In questo quadro ho collocato la mia vicenda che, come è noto, arriva fino al delitto, centrando un aspetto del carattere meridionale che mi pare di grande importanza: il sentimento, la legge, e il tabù dell’onore.

Rispondo alla seconda questione. Il tema della sconfitta, della irrisione, da parte della società, dei più generosi impulsi individuali, è un tema moderno quant’ altri mai. Vi sono tuttavia almeno due modi di trattarlo. Vi è un modo estetico e compiaciuto che io non esito a definire asociale, anzi antisociale. V’è un modo, invece, che esamina le condizioni della sconfitta nel quadro delle difficoltà imposte dall’ordine costituito e che tanto più si arricchisce di speranza e di energia quanto più fa emergere dalla rappresentazione artistica il volto reale dell’ostacolo e il rovescio luminoso di una diversa prospettiva.

Verga arrestava il suo processo inventivo e analitico alla prima fase di questo metodo. Il mio tentativo è stato quello di estrarre dalle radici stesse del metodo verghiano le ragioni prime del dramma e di presentare al culmine dello sfacelo (nella Terra trema: il dissesto economico della famiglia Valastro; in Rocco: la frana morale nel momento di maggiore assestamento economico) un personaggio che chiaramente, quasi didascalicamente (non ho paura della parola) le mettesse in chiaro. Qui, in Rocco, non a caso questo personaggio è Ciro, il fratello divenuto operaio, che non soltanto ha dimostrato una capacità non romantica, non effimera di inserirsi nella vita, ma che ha acquistato coscienza di diversi doveri discendenti da diversi diritti.

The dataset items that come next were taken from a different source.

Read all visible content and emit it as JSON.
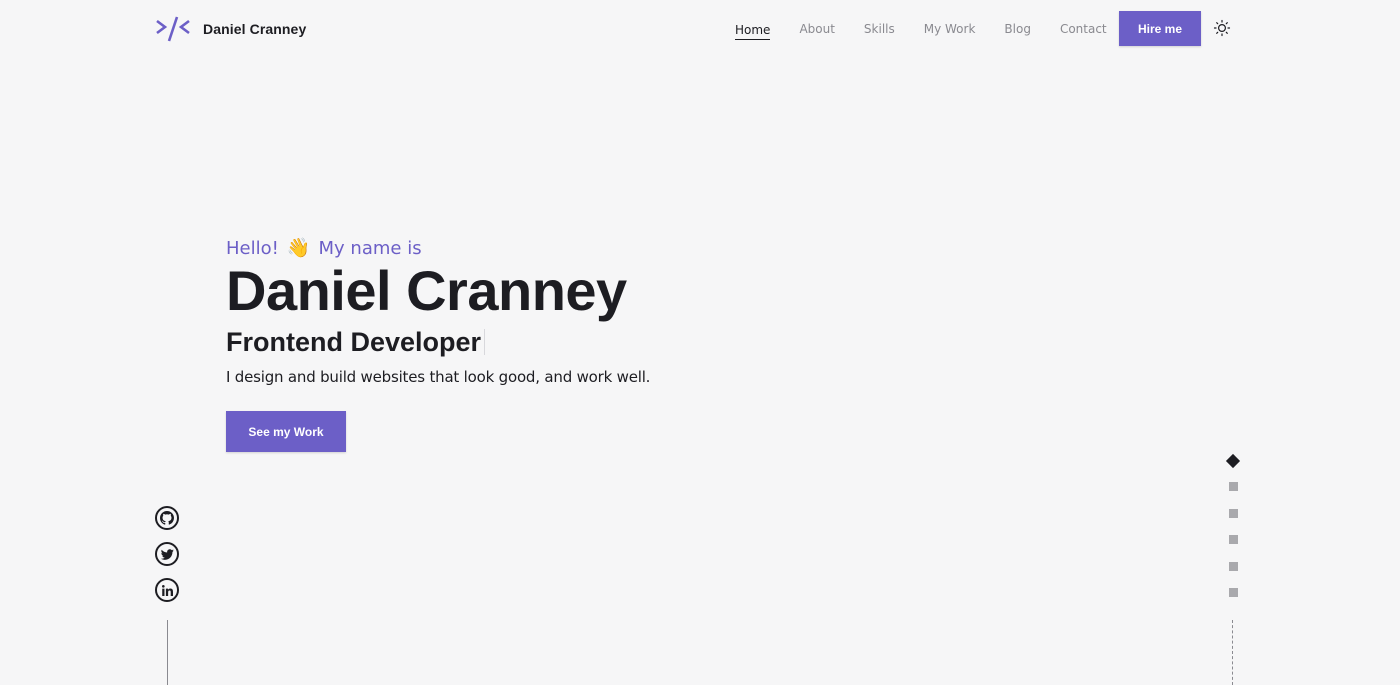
{
  "header": {
    "brand_name": "Daniel Cranney",
    "nav": [
      {
        "label": "Home",
        "active": true
      },
      {
        "label": "About",
        "active": false
      },
      {
        "label": "Skills",
        "active": false
      },
      {
        "label": "My Work",
        "active": false
      },
      {
        "label": "Blog",
        "active": false
      },
      {
        "label": "Contact",
        "active": false
      }
    ],
    "hire_label": "Hire me",
    "theme_icon": "sun-icon"
  },
  "hero": {
    "greeting_hello": "Hello!",
    "greeting_icon": "waving-hand-icon",
    "greeting_rest": "My name is",
    "name": "Daniel Cranney",
    "role": "Frontend Developer",
    "description": "I design and build websites that look good, and work well.",
    "cta_label": "See my Work"
  },
  "social": [
    "github-icon",
    "twitter-icon",
    "linkedin-icon"
  ],
  "section_indicators": {
    "count": 6,
    "active_index": 0
  },
  "colors": {
    "accent": "#6c5fc7",
    "text": "#1d1d22",
    "background": "#f6f6f7",
    "muted": "#8a8a90"
  }
}
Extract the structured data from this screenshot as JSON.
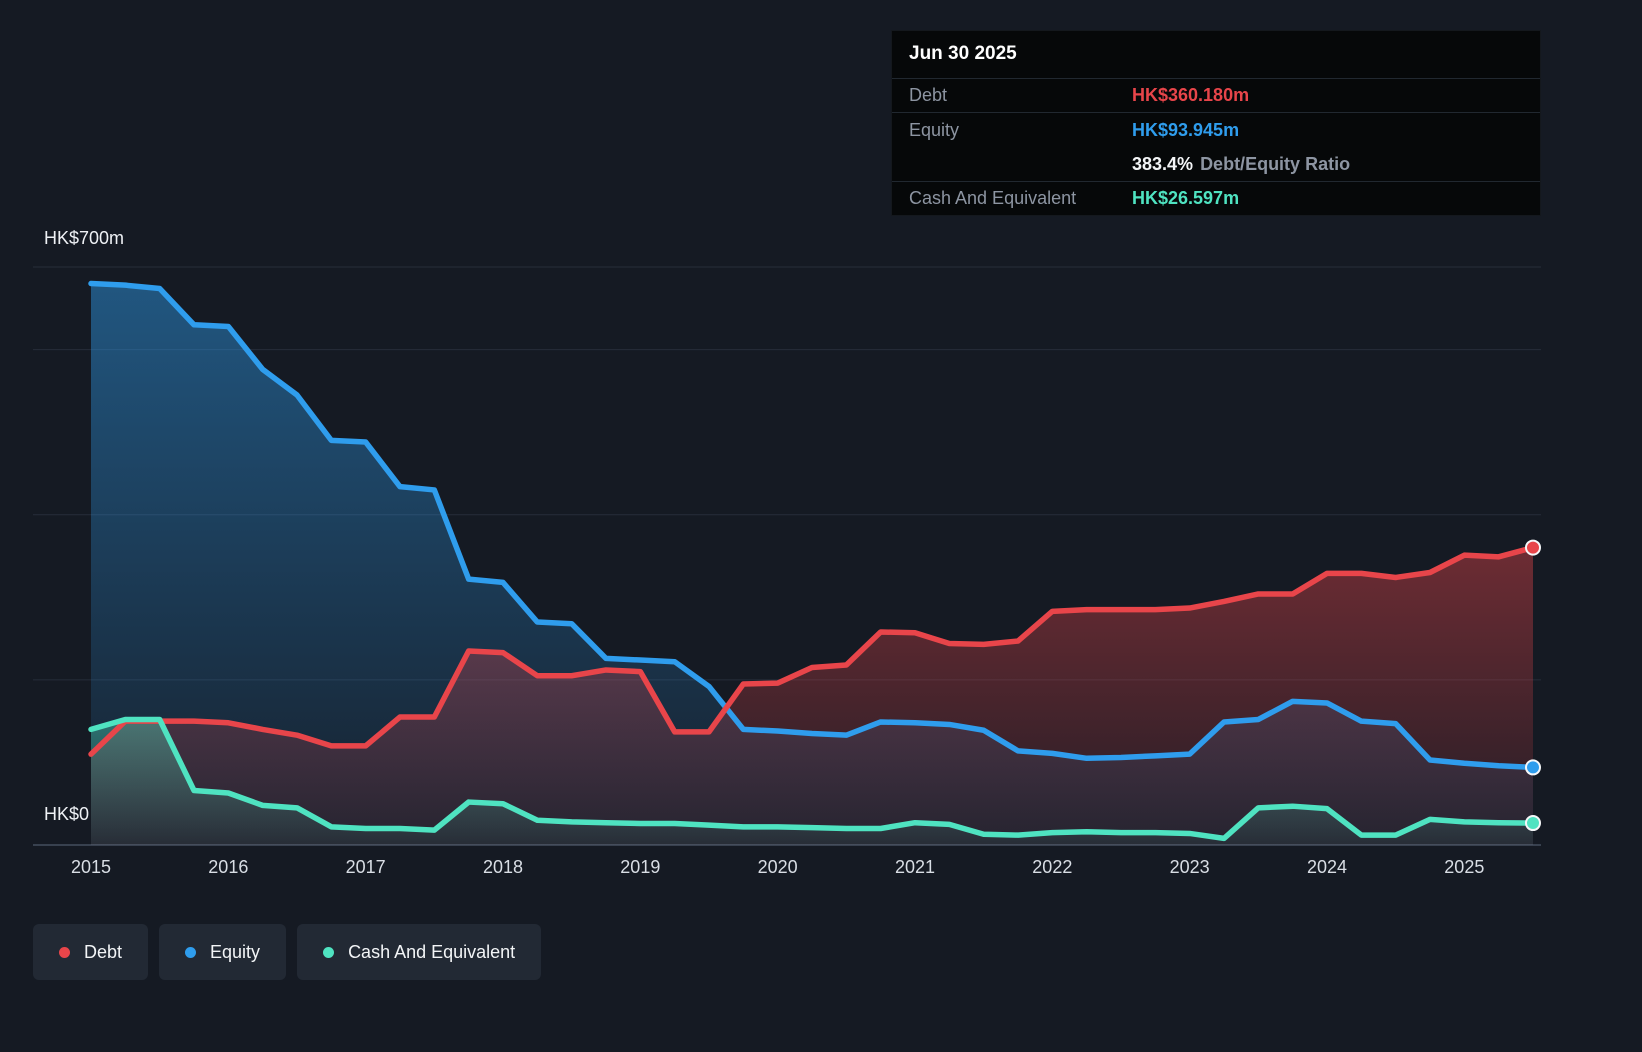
{
  "colors": {
    "debt": "#e8454a",
    "equity": "#2f9ded",
    "cash": "#4fe3c1",
    "background": "#151a23",
    "grid": "#262d3a",
    "axis_line": "#454e5e",
    "tooltip_bg": "#060809",
    "tooltip_label": "#8d95a2",
    "legend_bg": "#222934"
  },
  "tooltip": {
    "title": "Jun 30 2025",
    "debt_label": "Debt",
    "debt_value": "HK$360.180m",
    "equity_label": "Equity",
    "equity_value": "HK$93.945m",
    "ratio_value": "383.4%",
    "ratio_label": "Debt/Equity Ratio",
    "cash_label": "Cash And Equivalent",
    "cash_value": "HK$26.597m"
  },
  "legend": {
    "items": [
      {
        "label": "Debt",
        "color_key": "debt"
      },
      {
        "label": "Equity",
        "color_key": "equity"
      },
      {
        "label": "Cash And Equivalent",
        "color_key": "cash"
      }
    ]
  },
  "chart_data": {
    "type": "area",
    "unit": "HK$ millions",
    "xlim": [
      2015,
      2025.5
    ],
    "ylim": [
      0,
      700
    ],
    "y_gridlines": [
      0,
      200,
      400,
      600,
      700
    ],
    "y_top_label": "HK$700m",
    "y_bottom_label": "HK$0",
    "x_ticks": [
      2015,
      2016,
      2017,
      2018,
      2019,
      2020,
      2021,
      2022,
      2023,
      2024,
      2025
    ],
    "x_tick_labels": [
      "2015",
      "2016",
      "2017",
      "2018",
      "2019",
      "2020",
      "2021",
      "2022",
      "2023",
      "2024",
      "2025"
    ],
    "legend_position": "bottom",
    "x": [
      2015,
      2015.25,
      2015.5,
      2015.75,
      2016,
      2016.25,
      2016.5,
      2016.75,
      2017,
      2017.25,
      2017.5,
      2017.75,
      2018,
      2018.25,
      2018.5,
      2018.75,
      2019,
      2019.25,
      2019.5,
      2019.75,
      2020,
      2020.25,
      2020.5,
      2020.75,
      2021,
      2021.25,
      2021.5,
      2021.75,
      2022,
      2022.25,
      2022.5,
      2022.75,
      2023,
      2023.25,
      2023.5,
      2023.75,
      2024,
      2024.25,
      2024.5,
      2024.75,
      2025,
      2025.25,
      2025.5
    ],
    "series": [
      {
        "name": "Debt",
        "color_key": "debt",
        "values": [
          110,
          150,
          150,
          150,
          148,
          140,
          133,
          120,
          120,
          155,
          155,
          235,
          233,
          205,
          205,
          212,
          210,
          137,
          137,
          195,
          196,
          215,
          218,
          258,
          257,
          244,
          243,
          247,
          283,
          285,
          285,
          285,
          287,
          295,
          304,
          304,
          329,
          329,
          324,
          330,
          351,
          349,
          360.18
        ]
      },
      {
        "name": "Equity",
        "color_key": "equity",
        "values": [
          680,
          678,
          674,
          630,
          628,
          576,
          545,
          490,
          488,
          434,
          430,
          322,
          318,
          270,
          268,
          226,
          224,
          222,
          192,
          140,
          138,
          135,
          133,
          149,
          148,
          146,
          139,
          114,
          111,
          105,
          106,
          108,
          110,
          149,
          152,
          174,
          172,
          150,
          147,
          103,
          99,
          96,
          93.945
        ]
      },
      {
        "name": "Cash And Equivalent",
        "color_key": "cash",
        "values": [
          140,
          152,
          152,
          66,
          63,
          48,
          45,
          22,
          20,
          20,
          18,
          52,
          50,
          30,
          28,
          27,
          26,
          26,
          24,
          22,
          22,
          21,
          20,
          20,
          27,
          25,
          13,
          12,
          15,
          16,
          15,
          15,
          14,
          8,
          45,
          47,
          44,
          12,
          12,
          31,
          28,
          27,
          26.597
        ]
      }
    ]
  }
}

Tutto sommato, e devo dire senza accorgermene, il finale di Rocco è riuscito un finale simbolico, direi emblematico delle mie convinzioni meridionaliste: il fratello operaio parla col più piccolo della famiglia d’una visione futura del suo paese che raffigura quella idealmente unitaria del Pensiero di Antonio Gramsci.

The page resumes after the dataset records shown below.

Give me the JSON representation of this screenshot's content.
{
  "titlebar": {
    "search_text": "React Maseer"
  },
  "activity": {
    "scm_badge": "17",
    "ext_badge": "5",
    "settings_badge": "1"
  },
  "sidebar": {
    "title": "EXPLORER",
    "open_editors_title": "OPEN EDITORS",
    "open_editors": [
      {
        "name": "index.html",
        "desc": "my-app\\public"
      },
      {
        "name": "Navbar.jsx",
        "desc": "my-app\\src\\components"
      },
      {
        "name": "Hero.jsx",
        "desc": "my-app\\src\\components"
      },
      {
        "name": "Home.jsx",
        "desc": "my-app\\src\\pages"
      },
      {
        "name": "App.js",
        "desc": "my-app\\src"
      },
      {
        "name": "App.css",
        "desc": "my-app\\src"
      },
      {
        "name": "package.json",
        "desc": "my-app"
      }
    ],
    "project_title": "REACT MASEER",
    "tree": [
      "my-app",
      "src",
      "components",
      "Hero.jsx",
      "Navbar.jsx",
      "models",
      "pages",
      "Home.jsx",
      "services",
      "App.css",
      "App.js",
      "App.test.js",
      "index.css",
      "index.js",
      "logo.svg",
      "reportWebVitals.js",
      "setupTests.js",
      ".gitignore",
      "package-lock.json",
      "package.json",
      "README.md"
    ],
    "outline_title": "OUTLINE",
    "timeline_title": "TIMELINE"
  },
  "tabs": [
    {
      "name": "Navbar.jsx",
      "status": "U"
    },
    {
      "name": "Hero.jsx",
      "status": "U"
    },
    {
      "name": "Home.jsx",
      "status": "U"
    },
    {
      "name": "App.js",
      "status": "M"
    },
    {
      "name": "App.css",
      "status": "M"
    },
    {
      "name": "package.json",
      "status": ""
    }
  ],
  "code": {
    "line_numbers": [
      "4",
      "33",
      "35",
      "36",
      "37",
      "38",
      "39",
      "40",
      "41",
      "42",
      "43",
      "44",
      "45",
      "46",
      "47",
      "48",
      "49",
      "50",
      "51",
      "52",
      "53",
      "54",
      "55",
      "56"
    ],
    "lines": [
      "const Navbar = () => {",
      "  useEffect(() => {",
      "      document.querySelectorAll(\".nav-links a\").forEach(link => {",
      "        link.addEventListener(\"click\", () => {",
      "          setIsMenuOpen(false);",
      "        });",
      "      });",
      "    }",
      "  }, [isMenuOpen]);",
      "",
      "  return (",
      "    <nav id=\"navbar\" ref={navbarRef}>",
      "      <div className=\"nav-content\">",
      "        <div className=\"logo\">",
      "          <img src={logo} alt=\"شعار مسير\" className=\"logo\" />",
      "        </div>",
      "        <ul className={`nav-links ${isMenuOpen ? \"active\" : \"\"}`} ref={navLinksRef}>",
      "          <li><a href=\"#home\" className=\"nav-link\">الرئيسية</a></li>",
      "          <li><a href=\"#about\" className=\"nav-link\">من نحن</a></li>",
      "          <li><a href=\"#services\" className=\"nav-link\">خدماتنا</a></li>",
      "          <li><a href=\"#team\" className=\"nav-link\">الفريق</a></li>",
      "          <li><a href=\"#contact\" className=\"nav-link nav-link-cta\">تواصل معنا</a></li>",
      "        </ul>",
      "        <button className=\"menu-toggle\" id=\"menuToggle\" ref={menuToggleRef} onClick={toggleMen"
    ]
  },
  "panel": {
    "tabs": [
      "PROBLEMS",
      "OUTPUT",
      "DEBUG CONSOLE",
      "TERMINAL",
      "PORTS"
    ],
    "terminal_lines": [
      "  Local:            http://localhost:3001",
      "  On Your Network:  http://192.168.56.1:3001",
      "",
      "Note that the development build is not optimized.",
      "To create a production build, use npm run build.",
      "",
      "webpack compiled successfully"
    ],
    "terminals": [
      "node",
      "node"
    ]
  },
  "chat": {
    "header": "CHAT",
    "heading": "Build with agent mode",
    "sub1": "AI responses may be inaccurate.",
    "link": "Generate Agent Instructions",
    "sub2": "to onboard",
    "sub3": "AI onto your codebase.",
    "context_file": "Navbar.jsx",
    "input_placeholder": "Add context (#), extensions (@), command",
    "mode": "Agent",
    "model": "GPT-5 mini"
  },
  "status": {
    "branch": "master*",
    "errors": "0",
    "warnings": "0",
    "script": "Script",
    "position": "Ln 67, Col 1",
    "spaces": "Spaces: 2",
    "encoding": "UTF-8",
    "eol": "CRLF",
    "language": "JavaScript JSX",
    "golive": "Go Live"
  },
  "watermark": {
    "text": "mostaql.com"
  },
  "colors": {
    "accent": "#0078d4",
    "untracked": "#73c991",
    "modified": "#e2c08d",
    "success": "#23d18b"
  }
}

Come si vede sono arrivato a conclusioni sociali, e persino politiche, avendo percorso durante tutto il mio film soltanto la strada dell’indagine psicologica e della ricostruzione fedele d’un dramma umano.
Pessimismo il mio? Esasperazione e forzatura polemica di tutti i conflitti?
Pessimismo, no. Perché il mio pessimismo è soltanto quello della intelligenza, mai quello della volontà. Quanto più l’intelligenza si serve del pessimismo per scavare fino in fondo le verità della vita, tanto più la volontà si arma, a mio avviso, di carica ottimistica, rivoluzionaria.
Esasperazione dei conflitti? Ma questo è il compito dell’arte. L’essenziale è che i conflitti siano reali. Io credo perciò di aver dato con Rocco non un quadro di parte, ma un quadro sul quale tutti, purché animati di buona volontà, possono convenire: nel condannare ciò che merita condanna e nell’assumere quelle speranze, quelle aspirazioni cui nessun uomo libero può davvero rifiutarsi.